On a more optimistic note at The Globe and Mail, Barry Hertz looks at how TIFF’s Film Circuit is thriving while bringing independent and Canadian films to regional audiences: ““What Film Circuit does is bring so much more of the country into the conversation around movies and give them a diet of movies well beyond the commercial mainstream,” says TIFF chief executive Cameron Bailey. “Because we’re in a position to see so many new films before most people do, we can put together a list of films that we think would be interesting for Film Circuit locations, and we liaise with local film clubs or theatres who know their market better than we do and can make suggestions.”


TV Talk/Series Stuff


At What She Said, Anne Brodie dives into the story of Carey Grant, aka Archibald Leach, in Archie: “Grant’s life, as sad as it was, never tarnished his suave, debonair image or dimmed his popularity. Learn about this man and his assumed life, and along the way, meet Alfred Hitchcock and his savvy wife Alma at their famous blue dinner, Grace Kelly, Mae West, Doris Day, George Burns, and Danny Kaye among others, and experience the glorious fakery of Hollywood and the man who lives on in its constellation of greats.” Brodie also chats with Grant’s ex, actress Dyan Cannon, along with Jason Isaacs who plays Cary/Archie in the drama.

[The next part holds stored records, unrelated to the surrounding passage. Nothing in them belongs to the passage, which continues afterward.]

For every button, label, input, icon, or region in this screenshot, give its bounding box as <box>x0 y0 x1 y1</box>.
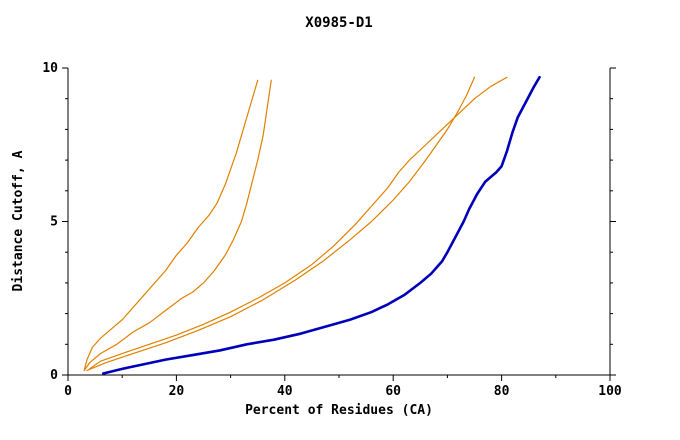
y-tick-label: 10 <box>42 61 58 76</box>
axes <box>62 67 616 381</box>
tick-labels: 0 20 40 60 80 100 0 5 10 <box>42 61 622 399</box>
x-tick-label: 40 <box>277 384 293 399</box>
x-tick-label: 0 <box>64 384 72 399</box>
orange-curve-4 <box>89 76 508 370</box>
blue-highlight-curve <box>101 75 541 375</box>
orange-curve-2 <box>83 79 272 371</box>
curves <box>83 75 541 375</box>
y-tick-label: 5 <box>50 215 58 230</box>
orange-curve-1 <box>83 79 259 371</box>
y-tick-label: 0 <box>50 368 58 383</box>
y-axis-label: Distance Cutoff, A <box>11 150 26 291</box>
x-axis-label: Percent of Residues (CA) <box>245 403 433 418</box>
chart-title: X0985-D1 <box>305 15 372 31</box>
x-tick-label: 20 <box>169 384 185 399</box>
x-tick-label: 60 <box>385 384 401 399</box>
x-tick-label: 100 <box>598 384 622 399</box>
x-tick-label: 80 <box>494 384 510 399</box>
orange-curve-3 <box>86 76 476 371</box>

At Zoomer, Nathalie Atkinson talks to Jennifer Grant, daughter of Cary Grant, about the new biographical mini-series Archie about her father’s life: “He’d avoided having a family for so long because of his own childhood,” Grant tells Atkinson. “One might think becoming Cary Grant is enough of a challenge, but I think for him, becoming a parent was crucial. And I think he’d been searching for himself all his life. And I think in taking that step into becoming a parent, he really truly became himself.”

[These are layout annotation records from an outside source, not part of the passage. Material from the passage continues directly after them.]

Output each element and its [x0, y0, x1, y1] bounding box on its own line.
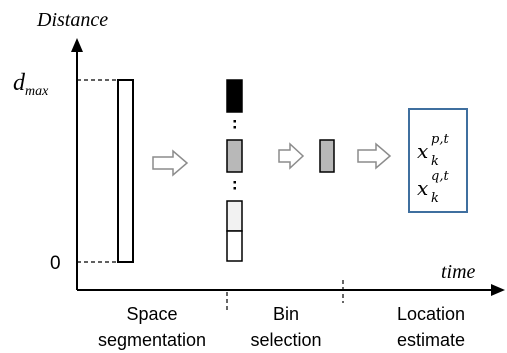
- estimate-x-p-base: x: [417, 139, 428, 163]
- bin-gray: [226, 139, 243, 173]
- dmax-label: dmax: [13, 70, 49, 99]
- bin-black: [226, 79, 243, 113]
- space-range-bar: [117, 79, 134, 263]
- estimate-x-q-sup: q,t: [431, 169, 449, 184]
- zero-label: 0: [50, 253, 61, 274]
- estimate-x-q: x: [417, 176, 428, 200]
- vertical-ellipsis-icon: [233, 181, 236, 190]
- flow-arrow-icon: [278, 142, 305, 170]
- x-axis-arrowhead: [491, 284, 505, 296]
- estimate-x-q-sub: k: [431, 191, 439, 206]
- stage-label-space-line1: Space: [126, 304, 177, 324]
- bin-light-lower: [226, 230, 243, 262]
- estimate-x-q-base: x: [417, 176, 428, 200]
- stage-label-location-line1: Location: [397, 304, 465, 324]
- y-axis-label: Distance: [36, 9, 108, 31]
- stage-label-location-line2: estimate: [397, 330, 465, 350]
- stage-label-bin-line1: Bin: [273, 304, 299, 324]
- dmax-base: d: [13, 70, 26, 96]
- estimate-x-p: x: [417, 139, 428, 163]
- dmax-sub: max: [25, 84, 49, 99]
- stage-label-space-line2: segmentation: [98, 330, 206, 350]
- stage-label-bin-line2: selection: [250, 330, 321, 350]
- estimate-box: [408, 108, 468, 213]
- x-axis-label: time: [441, 261, 476, 283]
- vertical-ellipsis-icon: [233, 120, 236, 129]
- selected-bin: [319, 139, 335, 173]
- bin-light-upper: [226, 200, 243, 232]
- estimate-x-p-sup: p,t: [431, 132, 449, 147]
- flow-arrow-icon: [357, 142, 392, 170]
- estimate-x-p-sub: k: [431, 154, 439, 169]
- flow-arrow-icon: [152, 149, 189, 177]
- y-axis-arrowhead: [71, 38, 83, 52]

At POV, Rachel Ho says the hockey doc Overtime scores: “The subject of the film lends an unexpected intimate tone, but the way in which [Jenny] Lee-Gilmore quietly executes this intimacy illustrates a dynamic eye for storytelling and filmmaking. By showcasing the specificity of Kelley’s adolescent recounting, Lee-Gilmore brings to light the universal truth about the great satisfaction that comes with pursuing one’s passion. It’s through this found truth and joy that Overtime inspires and motivates us to recapture our dormant enthusiasm and appreciate time with our moms that much more.”